Firas noted that capital remains present and active.


“Serious investors are still committing at the top end. Liquidity is not the question here… What I can say with confidence right now is: buyer demand is steady across most price ranges. Sellers are patient. Buyers are selective but committed. That equilibrium is holding.”


Firas Al Msaddi believes that the market is holding because it has “genuinely matured.”


“The structural foundations are stronger than they’ve ever been – better quality buyers, less speculative leverage, and a government that responds to uncertainty with speed and clarity. Dubai has earned its resilience.

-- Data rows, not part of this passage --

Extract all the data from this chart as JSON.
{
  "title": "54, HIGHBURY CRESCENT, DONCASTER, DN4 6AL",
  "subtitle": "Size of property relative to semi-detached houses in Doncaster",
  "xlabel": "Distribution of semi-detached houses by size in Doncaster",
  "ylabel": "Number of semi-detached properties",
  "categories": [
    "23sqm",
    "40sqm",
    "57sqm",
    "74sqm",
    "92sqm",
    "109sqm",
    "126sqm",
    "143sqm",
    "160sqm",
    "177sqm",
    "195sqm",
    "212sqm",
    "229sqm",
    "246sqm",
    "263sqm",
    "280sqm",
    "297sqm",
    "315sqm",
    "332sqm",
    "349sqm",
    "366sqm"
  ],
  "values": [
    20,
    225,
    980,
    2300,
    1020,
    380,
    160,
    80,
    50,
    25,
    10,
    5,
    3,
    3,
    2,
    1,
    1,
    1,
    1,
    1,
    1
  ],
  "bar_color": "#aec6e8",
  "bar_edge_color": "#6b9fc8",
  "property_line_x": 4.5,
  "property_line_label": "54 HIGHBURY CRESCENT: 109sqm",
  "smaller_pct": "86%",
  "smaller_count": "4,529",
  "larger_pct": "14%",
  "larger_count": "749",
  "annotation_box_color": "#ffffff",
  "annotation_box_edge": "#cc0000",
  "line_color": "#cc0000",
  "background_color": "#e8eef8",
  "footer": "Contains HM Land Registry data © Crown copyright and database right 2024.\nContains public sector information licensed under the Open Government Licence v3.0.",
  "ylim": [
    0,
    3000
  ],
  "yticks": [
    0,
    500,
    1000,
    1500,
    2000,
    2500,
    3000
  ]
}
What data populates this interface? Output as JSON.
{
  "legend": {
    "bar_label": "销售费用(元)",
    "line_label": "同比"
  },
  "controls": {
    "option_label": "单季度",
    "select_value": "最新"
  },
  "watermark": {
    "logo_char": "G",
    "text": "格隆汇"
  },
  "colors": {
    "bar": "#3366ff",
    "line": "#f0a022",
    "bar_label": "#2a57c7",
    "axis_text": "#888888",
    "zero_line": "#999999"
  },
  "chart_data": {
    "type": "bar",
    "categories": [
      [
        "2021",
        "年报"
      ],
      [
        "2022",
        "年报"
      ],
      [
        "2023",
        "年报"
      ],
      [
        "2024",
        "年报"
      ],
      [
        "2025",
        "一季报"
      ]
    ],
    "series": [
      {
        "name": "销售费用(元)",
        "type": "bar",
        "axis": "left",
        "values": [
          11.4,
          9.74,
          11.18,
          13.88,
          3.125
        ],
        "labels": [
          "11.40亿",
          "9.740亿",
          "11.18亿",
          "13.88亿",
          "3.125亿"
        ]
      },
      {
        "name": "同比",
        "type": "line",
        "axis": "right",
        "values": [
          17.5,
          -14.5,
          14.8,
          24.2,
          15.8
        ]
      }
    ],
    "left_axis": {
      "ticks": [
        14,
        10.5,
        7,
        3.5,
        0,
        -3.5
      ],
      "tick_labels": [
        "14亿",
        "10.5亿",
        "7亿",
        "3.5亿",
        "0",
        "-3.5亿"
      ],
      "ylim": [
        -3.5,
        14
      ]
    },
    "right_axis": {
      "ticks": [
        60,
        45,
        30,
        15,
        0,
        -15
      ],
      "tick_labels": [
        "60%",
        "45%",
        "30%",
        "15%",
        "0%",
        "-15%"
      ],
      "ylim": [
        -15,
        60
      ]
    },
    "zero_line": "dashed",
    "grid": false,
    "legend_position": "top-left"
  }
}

This moment is another test of it, and so far, the market is passing,” he added.


Lewis Allsopp, chairman and co-founder of Allsopp & Allsopp, stressed that the Dubai property market has not dropped 30 per cent.


“What has dropped is the share price of listed developers on the UAE financial markets. And those are two fundamentally different things. What you are seeing on the stock exchange is investor sentiment reacting to news. Forward-looking markets price in anticipated slowdowns in deals, transactions, and revenue, and in an environment of political uncertainty, that reaction is entirely understandable. But conflating a stock price correction with a property market crash is a misreading of the data,” added Allsopp.


He added that Emaar and Aldar are not distressed companies because their liquidity positions are exceptional, their asset bases are among the strongest in the region, and their fundamentals remain completely intact.


“For investors with a medium-term view, this is a classic buying-on-the-dip moment. When confidence returns – and it will – these stocks will bounce, and they will bounce quickly,” he added.